Роскошь в обычном восприятии ассоциируется с недостижимой роскошью царских дворцов. Я спросил у Маши Шаумян из Mercury, есть ли у них удобный термин для того, что продают в Барвихе. Она ответила: товары категории или группы люкс. Многословно и пошло. Звучит почти как «элитное жилье в Гольянове». Я предлагаю пока за неимением адекватного термина в русском языке пользоваться понятным для большинства читателей Icons термином английским – luxury. Неопределенности термина связаны еще и с тем, что все понимают, что такое роскошь, но согласия в том, что именно имеется в виду, нет. Роскошь для одних – для других таковой не является. Несмотря на две мировые войны, XX век подарил Европе больше всего мирных дней. Выяснилось, что мир и покой – самое благоприятное время для рождения luxury. А если добавить эмансипацию женщин, демократизацию и равенство в правах, глобализацию с распространением потребительских и имиджевых ценностей и схожих культурных предпочтений, то понятно, почему производство и продажа luxury превратились в многомиллиардный бизнес. Целевой аудиторией luxury являются богатые граждане с доходом в миллион долларов в год. Они обозначаются аббревиатурой HNWI – High Net Worth Individual, до кризиса в мире их насчитывалось 9,5 млн. человек. 61% таких богатеев старше 56 лет. В России «форбсы» молоды, как и их окружение, молод и ненасытен и их спрос на luxury. При этом высокая цена является главной всеобщей характеристикой luxury. Также важны уникальность, выдающееся качество, красота товара, техническая сложность и продвинутость, ассоциация с именами и историей. В Японии, кстати, на первом месте – престиж. Поэтому 60% молодых женщин в Токио носят одни и те же сумки Louis Vuitton с монограммой и счастливы. Потому что для них luxury – объединяющий эмоциональный элемент счастья.
Наши богатые, наоборот, в мире luxury видят способ отличиться от других богатых. Поэтому так высока в России доля лимитированных, номерных и эксклюзивных коллекций товаров. Часы, машины и сумки желательно иметь в одном экземпляре, чтобы на Рублевке все шеи свернули, а жены шептали мужьям на ухо: «Я такую же хочу». И знать твердо: такого больше нет. Это эмоциональное измерение luxury производители не игнорируют. Они о нем знают, его провоцируют, эксплуатируют. Именно поэтому в мире luxury не работают законы маркетинга, изложенные в классических учебниках. Рост спроса не сопровождается здесь ростом предложения.
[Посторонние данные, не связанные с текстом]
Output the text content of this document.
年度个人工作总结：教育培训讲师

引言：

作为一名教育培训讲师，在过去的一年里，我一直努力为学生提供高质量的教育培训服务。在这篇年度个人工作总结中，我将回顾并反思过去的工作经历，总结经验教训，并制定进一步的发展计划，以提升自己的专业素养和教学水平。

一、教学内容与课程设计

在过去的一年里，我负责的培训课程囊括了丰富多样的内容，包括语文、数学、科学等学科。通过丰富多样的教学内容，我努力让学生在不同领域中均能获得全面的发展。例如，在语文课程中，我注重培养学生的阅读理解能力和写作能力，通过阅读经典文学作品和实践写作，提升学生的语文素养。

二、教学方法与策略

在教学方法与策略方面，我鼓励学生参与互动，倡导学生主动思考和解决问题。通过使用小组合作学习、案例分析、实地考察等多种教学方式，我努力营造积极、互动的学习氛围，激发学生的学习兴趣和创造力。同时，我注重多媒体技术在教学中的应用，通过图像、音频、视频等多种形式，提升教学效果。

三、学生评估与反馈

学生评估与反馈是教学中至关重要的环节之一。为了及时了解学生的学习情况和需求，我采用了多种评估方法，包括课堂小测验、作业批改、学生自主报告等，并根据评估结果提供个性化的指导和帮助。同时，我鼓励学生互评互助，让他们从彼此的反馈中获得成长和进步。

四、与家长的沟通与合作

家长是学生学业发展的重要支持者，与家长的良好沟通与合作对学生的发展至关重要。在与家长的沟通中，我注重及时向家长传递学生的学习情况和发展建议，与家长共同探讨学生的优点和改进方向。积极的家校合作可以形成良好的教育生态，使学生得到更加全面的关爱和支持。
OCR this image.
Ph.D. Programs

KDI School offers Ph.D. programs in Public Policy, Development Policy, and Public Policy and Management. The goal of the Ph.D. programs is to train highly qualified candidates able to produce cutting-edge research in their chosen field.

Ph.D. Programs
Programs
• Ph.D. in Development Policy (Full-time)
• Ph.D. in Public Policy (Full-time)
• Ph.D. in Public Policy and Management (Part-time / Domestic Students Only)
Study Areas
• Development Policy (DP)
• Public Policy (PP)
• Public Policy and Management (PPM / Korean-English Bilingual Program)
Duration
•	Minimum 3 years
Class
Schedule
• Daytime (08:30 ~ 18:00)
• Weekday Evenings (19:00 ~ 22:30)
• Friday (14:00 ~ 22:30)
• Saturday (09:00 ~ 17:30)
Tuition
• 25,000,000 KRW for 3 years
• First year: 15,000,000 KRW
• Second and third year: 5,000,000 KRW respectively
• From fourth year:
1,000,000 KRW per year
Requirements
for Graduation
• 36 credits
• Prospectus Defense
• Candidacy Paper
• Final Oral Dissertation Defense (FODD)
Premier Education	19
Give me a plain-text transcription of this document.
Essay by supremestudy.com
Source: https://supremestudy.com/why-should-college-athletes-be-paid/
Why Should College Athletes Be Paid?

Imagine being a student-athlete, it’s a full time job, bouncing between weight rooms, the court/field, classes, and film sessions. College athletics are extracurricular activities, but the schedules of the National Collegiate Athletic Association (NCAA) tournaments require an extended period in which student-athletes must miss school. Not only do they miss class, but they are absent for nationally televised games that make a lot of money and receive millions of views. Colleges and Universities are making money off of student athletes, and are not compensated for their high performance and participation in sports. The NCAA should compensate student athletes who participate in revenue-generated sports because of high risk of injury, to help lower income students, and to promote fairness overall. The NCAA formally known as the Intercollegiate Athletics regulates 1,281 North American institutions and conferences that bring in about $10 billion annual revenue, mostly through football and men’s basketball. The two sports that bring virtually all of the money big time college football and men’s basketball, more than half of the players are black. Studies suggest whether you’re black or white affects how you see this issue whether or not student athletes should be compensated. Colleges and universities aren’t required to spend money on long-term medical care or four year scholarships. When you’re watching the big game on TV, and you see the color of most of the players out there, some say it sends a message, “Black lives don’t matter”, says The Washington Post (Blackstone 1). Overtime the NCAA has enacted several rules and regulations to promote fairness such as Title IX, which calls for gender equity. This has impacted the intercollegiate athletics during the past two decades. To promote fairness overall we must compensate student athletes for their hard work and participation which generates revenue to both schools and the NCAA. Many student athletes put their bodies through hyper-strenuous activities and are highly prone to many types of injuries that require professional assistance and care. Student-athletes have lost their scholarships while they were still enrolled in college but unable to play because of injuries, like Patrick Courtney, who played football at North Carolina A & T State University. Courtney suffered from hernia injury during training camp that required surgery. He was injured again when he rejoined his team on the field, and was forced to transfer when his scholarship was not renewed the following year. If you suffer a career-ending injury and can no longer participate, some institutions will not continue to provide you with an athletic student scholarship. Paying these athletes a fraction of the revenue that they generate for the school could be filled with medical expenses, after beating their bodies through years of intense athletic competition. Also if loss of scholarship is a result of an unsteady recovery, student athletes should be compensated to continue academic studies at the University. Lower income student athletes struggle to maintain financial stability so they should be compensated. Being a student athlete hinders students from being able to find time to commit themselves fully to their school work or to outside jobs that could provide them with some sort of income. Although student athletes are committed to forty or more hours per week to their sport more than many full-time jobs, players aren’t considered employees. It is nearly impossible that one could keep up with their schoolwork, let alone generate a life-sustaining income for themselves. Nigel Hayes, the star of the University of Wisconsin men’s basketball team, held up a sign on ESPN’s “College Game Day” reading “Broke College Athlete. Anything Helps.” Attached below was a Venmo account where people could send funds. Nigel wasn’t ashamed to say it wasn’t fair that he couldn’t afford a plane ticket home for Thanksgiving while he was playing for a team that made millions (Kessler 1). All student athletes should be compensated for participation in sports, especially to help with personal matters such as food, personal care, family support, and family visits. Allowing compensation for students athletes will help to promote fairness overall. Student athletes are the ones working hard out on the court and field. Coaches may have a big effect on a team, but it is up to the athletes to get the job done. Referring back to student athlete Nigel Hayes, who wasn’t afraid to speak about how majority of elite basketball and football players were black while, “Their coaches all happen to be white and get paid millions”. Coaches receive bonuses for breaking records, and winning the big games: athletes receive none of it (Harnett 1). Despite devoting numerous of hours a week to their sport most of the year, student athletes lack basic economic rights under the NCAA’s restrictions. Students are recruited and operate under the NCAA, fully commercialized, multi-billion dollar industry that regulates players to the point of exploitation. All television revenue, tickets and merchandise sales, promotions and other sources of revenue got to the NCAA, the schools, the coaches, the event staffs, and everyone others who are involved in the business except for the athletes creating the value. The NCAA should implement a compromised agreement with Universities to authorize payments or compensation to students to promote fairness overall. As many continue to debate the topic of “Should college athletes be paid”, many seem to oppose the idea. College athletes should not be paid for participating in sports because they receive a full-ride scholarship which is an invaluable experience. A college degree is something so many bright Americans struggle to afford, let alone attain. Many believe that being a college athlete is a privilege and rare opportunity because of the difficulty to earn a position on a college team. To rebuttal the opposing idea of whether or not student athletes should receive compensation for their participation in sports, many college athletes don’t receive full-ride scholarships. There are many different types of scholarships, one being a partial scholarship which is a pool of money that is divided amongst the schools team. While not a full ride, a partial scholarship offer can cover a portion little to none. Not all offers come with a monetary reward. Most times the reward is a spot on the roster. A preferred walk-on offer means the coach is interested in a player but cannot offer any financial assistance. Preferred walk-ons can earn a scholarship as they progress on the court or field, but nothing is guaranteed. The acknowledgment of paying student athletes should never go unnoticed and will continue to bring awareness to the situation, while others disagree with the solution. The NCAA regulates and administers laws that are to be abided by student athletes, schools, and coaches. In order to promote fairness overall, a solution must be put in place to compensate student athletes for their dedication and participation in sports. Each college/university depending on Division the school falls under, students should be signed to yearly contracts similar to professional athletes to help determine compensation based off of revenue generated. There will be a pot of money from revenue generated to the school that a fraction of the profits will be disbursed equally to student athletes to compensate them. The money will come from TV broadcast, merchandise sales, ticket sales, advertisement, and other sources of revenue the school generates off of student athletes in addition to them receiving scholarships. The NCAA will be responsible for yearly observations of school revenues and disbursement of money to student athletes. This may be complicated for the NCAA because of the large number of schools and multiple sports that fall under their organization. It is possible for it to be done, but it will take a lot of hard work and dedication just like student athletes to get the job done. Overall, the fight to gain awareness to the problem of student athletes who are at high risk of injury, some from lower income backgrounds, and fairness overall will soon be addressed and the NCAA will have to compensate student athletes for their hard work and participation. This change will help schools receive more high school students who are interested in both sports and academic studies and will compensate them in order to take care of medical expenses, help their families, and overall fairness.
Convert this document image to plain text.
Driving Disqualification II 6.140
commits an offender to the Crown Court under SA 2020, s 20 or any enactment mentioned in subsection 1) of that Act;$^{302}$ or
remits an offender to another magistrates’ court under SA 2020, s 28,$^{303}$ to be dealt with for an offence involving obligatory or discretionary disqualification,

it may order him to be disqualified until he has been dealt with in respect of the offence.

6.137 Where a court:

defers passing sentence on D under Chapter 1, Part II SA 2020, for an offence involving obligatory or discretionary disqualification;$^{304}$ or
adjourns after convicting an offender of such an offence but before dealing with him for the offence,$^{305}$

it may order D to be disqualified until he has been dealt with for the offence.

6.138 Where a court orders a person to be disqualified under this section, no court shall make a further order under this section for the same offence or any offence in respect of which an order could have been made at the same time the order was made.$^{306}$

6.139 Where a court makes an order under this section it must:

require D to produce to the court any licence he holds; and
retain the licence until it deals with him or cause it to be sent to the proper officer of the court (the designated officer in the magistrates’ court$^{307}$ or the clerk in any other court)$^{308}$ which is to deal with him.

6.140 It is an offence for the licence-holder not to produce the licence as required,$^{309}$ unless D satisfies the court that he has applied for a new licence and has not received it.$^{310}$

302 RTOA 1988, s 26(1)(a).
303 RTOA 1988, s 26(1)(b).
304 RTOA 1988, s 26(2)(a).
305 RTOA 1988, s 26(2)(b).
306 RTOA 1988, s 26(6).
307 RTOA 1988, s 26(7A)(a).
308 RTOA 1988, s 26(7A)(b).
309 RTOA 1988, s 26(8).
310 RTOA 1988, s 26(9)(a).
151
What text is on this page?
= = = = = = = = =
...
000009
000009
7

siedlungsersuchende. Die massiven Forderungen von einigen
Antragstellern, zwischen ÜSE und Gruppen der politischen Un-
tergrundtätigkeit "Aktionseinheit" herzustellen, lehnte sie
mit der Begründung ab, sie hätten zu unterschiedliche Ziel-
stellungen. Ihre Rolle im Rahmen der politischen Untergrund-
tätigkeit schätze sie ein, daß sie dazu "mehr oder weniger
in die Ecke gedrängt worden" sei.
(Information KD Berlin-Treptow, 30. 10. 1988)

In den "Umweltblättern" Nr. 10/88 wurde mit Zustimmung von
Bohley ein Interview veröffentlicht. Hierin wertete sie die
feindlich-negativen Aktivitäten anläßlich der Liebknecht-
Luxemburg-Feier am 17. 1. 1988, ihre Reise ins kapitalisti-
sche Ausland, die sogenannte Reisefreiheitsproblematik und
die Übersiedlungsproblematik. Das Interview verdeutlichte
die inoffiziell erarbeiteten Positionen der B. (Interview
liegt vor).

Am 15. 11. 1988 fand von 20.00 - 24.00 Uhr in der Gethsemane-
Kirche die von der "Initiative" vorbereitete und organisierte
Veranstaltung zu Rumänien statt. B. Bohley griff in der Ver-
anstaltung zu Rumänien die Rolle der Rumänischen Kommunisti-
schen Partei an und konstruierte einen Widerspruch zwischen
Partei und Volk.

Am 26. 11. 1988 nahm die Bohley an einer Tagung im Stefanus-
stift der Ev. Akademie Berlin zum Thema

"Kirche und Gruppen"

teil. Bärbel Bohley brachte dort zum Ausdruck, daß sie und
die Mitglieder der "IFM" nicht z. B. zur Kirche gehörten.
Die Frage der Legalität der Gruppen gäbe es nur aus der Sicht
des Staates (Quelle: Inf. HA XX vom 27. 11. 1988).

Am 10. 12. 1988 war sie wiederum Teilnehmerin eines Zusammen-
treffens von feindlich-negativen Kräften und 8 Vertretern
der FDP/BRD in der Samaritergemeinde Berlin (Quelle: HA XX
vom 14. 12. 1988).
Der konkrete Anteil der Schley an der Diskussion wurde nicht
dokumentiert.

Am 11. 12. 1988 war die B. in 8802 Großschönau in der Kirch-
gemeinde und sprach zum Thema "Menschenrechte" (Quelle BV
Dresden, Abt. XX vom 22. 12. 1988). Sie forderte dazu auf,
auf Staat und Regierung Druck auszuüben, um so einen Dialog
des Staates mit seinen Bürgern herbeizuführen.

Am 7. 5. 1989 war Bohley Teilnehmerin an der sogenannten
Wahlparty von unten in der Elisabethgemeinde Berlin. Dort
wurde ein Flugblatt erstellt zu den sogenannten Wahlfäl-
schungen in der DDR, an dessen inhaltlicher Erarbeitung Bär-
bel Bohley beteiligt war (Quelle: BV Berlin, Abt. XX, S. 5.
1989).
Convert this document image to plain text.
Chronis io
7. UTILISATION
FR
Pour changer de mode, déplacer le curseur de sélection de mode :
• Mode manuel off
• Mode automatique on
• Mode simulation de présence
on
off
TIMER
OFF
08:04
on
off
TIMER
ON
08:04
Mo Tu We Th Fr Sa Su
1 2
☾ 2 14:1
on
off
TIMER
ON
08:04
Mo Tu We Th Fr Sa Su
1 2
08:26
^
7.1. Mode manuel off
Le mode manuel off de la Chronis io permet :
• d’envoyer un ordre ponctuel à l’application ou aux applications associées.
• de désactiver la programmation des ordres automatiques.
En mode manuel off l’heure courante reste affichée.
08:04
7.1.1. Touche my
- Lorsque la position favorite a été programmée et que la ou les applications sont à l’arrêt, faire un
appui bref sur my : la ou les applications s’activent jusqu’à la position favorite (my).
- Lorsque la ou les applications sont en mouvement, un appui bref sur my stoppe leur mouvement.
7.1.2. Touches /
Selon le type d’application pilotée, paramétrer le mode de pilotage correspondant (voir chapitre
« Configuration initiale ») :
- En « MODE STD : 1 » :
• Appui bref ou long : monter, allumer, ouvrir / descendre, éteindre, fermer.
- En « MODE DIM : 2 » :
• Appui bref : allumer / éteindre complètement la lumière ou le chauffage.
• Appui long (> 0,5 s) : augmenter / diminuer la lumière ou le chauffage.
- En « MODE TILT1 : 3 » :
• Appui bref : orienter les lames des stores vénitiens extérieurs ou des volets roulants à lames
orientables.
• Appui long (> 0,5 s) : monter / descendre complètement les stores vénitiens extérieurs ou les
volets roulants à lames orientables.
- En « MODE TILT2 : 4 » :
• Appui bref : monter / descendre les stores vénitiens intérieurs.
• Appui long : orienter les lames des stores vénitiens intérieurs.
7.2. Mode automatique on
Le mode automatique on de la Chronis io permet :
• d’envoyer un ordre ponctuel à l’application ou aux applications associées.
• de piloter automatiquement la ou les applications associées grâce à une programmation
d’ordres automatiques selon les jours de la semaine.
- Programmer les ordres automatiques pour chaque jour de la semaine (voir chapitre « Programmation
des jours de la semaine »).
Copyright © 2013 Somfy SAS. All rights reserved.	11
Как ждал, так и будешь ждать Birkin от Hermes два года. А растущая цена не отпугивает покупателей, даже наоборот – теперь-то уж точно надо иметь такую же вещь, но дороже. Два мотива обладания роскошными товарами: я – единственный, у кого это есть, и моя покупка исключает других – присущи нашим миллиардерам. И картины они покупают, чтобы исключить других. Важная вещь, которую надо понимать про мир luxury, – бренды между собой не сравниваются, как не сравниваются религии. Это то, что отличает их от всех других товаров. Luxury не позиционируется по отношению к другим товарам этой группы, являясь выражением собственного вкуса, креативной идентификацией личности. Как публичная декларация: я – такой! Многие предметы luxury являются произведениями искусства, совершенными по форме и исполнению. И даже то, что все эти вещи созданы на продажу, не умаляет их достоинства. Как и произведения искусства, с годами многие из них набирают потенциал остаться в вечности. Особенно тогда, когда к их изготовлению привлекаются люди искусства. Ведь искусство – эстетический гарант роскоши. Мне нравится в luxury то, что билет в этот мир – билет в один конец. Единожды прикоснувшись к миру этих удивительных вещей, люди его не покидают. Они затянут потуже пояса в лихие годы, но сумочку Kelly продавать не станут. Да и Bentley в гараже постоит. Пока я поезжу на велосипеде, призывая всех бороться за экологию и чистоту окружающего нас мира.